ING will retain the remaining broker-dealer from the ING Advisors Network, ING Financial Partners, Inc., based in Des Moines, Iowa along with its other broker-dealer, ING Financial Advisers, Inc., based in Windsor, Conn. These broker-dealers are closely-affiliated and play a key role in ING’s strategy in the U.S.
The sale will not have a material impact on ING’s 2010 earnings.
ING is a global financial institution of Dutch origin offering banking, investments, life insurance and retirement services. As of 30 September 2009, ING served more than 85 million private, corporate and institutional clients in more than 40 countries. With a diverse workforce of about 110,000 people, ING is dedicated to setting the standard in helping our clients manage their financial future.

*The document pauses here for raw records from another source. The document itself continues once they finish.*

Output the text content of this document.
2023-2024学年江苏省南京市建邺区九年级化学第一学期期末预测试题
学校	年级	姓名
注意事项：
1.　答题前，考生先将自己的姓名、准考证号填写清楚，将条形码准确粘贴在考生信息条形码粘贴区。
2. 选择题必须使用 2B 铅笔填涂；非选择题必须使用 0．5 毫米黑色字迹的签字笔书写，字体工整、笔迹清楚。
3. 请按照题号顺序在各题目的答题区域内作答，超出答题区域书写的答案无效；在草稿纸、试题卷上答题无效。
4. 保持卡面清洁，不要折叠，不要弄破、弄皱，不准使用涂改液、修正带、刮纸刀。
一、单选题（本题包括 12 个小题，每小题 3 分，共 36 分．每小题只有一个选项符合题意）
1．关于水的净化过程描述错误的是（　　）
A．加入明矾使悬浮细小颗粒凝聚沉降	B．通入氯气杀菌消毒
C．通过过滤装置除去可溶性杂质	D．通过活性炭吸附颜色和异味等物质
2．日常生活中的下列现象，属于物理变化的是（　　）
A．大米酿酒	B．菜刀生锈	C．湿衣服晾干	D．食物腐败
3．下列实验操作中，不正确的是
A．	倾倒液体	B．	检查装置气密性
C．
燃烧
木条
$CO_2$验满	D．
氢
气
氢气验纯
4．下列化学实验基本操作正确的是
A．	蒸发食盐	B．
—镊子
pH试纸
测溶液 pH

IMPORTANT LEGAL INFORMATION
Certain of the statements contained herein are statements of future expectations and other forward-looking statements. These expectations are based on management’s current views and assumptions and involve known and unknown risks and uncertainties. Actual results, performance or events may differ materially from those in such statements due to, among other things, (i) general economic conditions, in particular economic conditions in ING’s core markets, (ii) performance of financial markets, including developing markets, (iii) the implementation of ING’s restructuring plan to separate banking and insurance operations, (iv) changes in the availability of, and costs associated with, sources of liquidity, such as interbank funding, as well as conditions in the credit markets generally, including changes in borrower and counterparty creditworthiness, (v) the frequency and severity of insured loss events, (vi) mortality and morbidity levels and trends, (vii) persistency levels, (viii) interest rate levels, (ix) currency exchange rates, (x) general competitive factors, (xi) changes in laws and regulations, (xii) changes in the policies of governments and/or regulatory authorities, (xiii) conclusions with regard to purchase accounting assumptions and methodologies, (xiv) changes in ownership that could affect the future availability to us of net operating loss, net capital loss and built-in loss carryforwards, and (xv) ING’s ability to achieve projected operational synergies. ING assumes no obligation to update any forward-looking information contained in this document.